La Cesena dei Malatesta

in collaborazione con Touring Club Italiano

Un viaggio nel cuore della Romagna, a Cesena, dove le impronte dei Malatesta sono ancora oggi parte viva e intensa del territorio. Si parte dalla Rocca Malatestiana che, con la sua imponenza a ridosso della città, accoglie i visitatori offrendo la possibilità di esplorare i camminamenti che si snodano dentro le mura della fortezza. Si prosegue poi con la visita al Museo dell’Agricoltura, all’Armeria e alla Sala della Giostra ospitate all’interno delle due torri, per concludere con una passeggiata sui bastioni ammirando il panorama che va dall’Appennino al mare. Per gli amanti di libri antichi, non può mancare una visita alla Biblioteca Malatestiana, luogo suggestivo che, oggi come cinquecento anni fa, conserva nei banchi di legno scolpito un ricco patrimonio culturale fatto di manoscritti antichi e moderni, incisioni, codici e incunaboli.

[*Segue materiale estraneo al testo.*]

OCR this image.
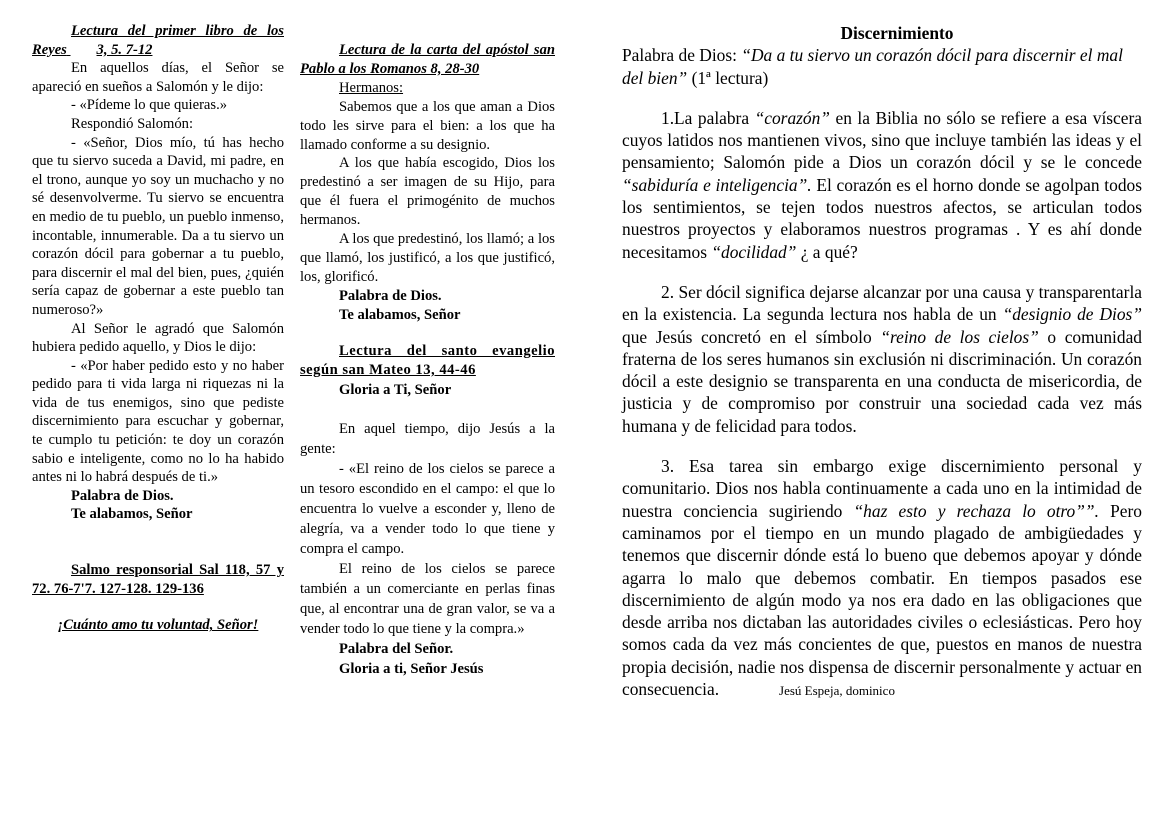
Lectura del primer libro de los Reyes 3, 5. 7-12

En aquellos días, el Señor se apareció en sueños a Salomón y le dijo:

- «Pídeme lo que quieras.»

Respondió Salomón:

- «Señor, Dios mío, tú has hecho que tu siervo suceda a David, mi padre, en el trono, aunque yo soy un muchacho y no sé desenvolverme. Tu siervo se encuentra en medio de tu pueblo, un pueblo inmenso, incontable, innumerable. Da a tu siervo un corazón dócil para gobernar a tu pueblo, para discernir el mal del bien, pues, ¿quién sería capaz de gobernar a este pueblo tan numeroso?»

Al Señor le agradó que Salomón hubiera pedido aquello, y Dios le dijo:

- «Por haber pedido esto y no haber pedido para ti vida larga ni riquezas ni la vida de tus enemigos, sino que pediste discernimiento para escuchar y gobernar, te cumplo tu petición: te doy un corazón sabio e inteligente, como no lo ha habido antes ni lo habrá después de ti.»

Palabra de Dios.

Te alabamos, Señor

Salmo responsorial Sal 118, 57 y 72. 76-7'7. 127-128. 129-136

¡Cuánto amo tu voluntad, Señor!

Lectura de la carta del apóstol san Pablo a los Romanos 8, 28-30

Hermanos:

Sabemos que a los que aman a Dios todo les sirve para el bien: a los que ha llamado conforme a su designio.

A los que había escogido, Dios los predestinó a ser imagen de su Hijo, para que él fuera el primogénito de muchos hermanos.

A los que predestinó, los llamó; a los que llamó, los justificó, a los que justificó, los, glorificó.

Palabra de Dios.

Te alabamos, Señor

Lectura del santo evangelio según san Mateo 13, 44-46

Gloria a Ti, Señor

En aquel tiempo, dijo Jesús a la gente:

- «El reino de los cielos se parece a un tesoro escondido en el campo: el que lo encuentra lo vuelve a esconder y, lleno de alegría, va a vender todo lo que tiene y compra el campo.

El reino de los cielos se parece también a un comerciante en perlas finas que, al encontrar una de gran valor, se va a vender todo lo que tiene y la compra.»

Palabra del Señor.

Gloria a ti, Señor Jesús

Discernimiento

Palabra de Dios: “Da a tu siervo un corazón dócil para discernir el mal del bien” (1ª lectura)

1.La palabra “corazón” en la Biblia no sólo se refiere a esa víscera cuyos latidos nos mantienen vivos, sino que incluye también las ideas y el pensamiento; Salomón pide a Dios un corazón dócil y se le concede “sabiduría e inteligencia”. El corazón es el horno donde se agolpan todos los sentimientos, se tejen todos nuestros afectos, se articulan todos nuestros proyectos y elaboramos nuestros programas . Y es ahí donde necesitamos “docilidad” ¿ a qué?

2. Ser dócil significa dejarse alcanzar por una causa y transparentarla en la existencia. La segunda lectura nos habla de un “designio de Dios” que Jesús concretó en el símbolo “reino de los cielos” o comunidad fraterna de los seres humanos sin exclusión ni discriminación. Un corazón dócil a este designio se transparenta en una conducta de misericordia, de justicia y de compromiso por construir una sociedad cada vez más humana y de felicidad para todos.

3. Esa tarea sin embargo exige discernimiento personal y comunitario. Dios nos habla continuamente a cada uno en la intimidad de nuestra conciencia sugiriendo “haz esto y rechaza lo otro””. Pero caminamos por el tiempo en un mundo plagado de ambigüedades y tenemos que discernir dónde está lo bueno que debemos apoyar y dónde agarra lo malo que debemos combatir. En tiempos pasados ese discernimiento de algún modo ya nos era dado en las obligaciones que desde arriba nos dictaban las autoridades civiles o eclesiásticas. Pero hoy somos cada da vez más concientes de que, puestos en manos de nuestra propia decisión, nadie nos dispensa de discernir personalmente y actuar en consecuencia.	Jesú Espeja, dominico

Cesena ebbe la sua ora di gloria e splendore con la breve epoca dei Malatesta, che la dominarono nel Quattrocento. Per scoprire la città che resero magnifica, il punto di partenza ideale è la Rocca Malatestiana con le sue due grandi torri, che domina il Colle Garampo, l’unica altura della piatta Romagna che, per la sua mole, obbligò i progettisti di Roma a inserire una curva nel tracciato rettilineo della Via Emilia. All’interno del torrione “femmina” si trova un museo dedicato all’agricoltura, ma vale la pena di salire ai camminamenti superiori per godersi con calma un panorama davvero unico della città e della pianura, che si allunga fino alle sponde dell’Adriatico. Il gioiello cittadino, voluto da Malatesta Novello, è la Biblioteca Malatestiana, la biblioteca civica più antica d’Italia, nata nel XV secolo grazie all’architetto Matteo Nuti, che intendeva riprodurre l’antica biblioteca del Convento di San Marco a Firenze. Oggi l’antica sala è compressa tra edifici ottocenteschi, ma nel momento in cui il portone d’accesso si spalanca, sembra di entrare di colpo nell’epoca del Rinascimento. Allungata e silenziosa, si compone di tre navate e undici campate; le due laterali sono occupate dai plutei originali, dove sedevano storici e studiosi, ognuno ricco di volumi antichi e codici miniati. È facile stupirsi, osservando i testi di Boezio o Sant’Agostino, della ricchezza delle miniature, la cui preziosa finezza sembra essere amplificata dalla solennità dell’ambiente di una biblioteca unica al mondo.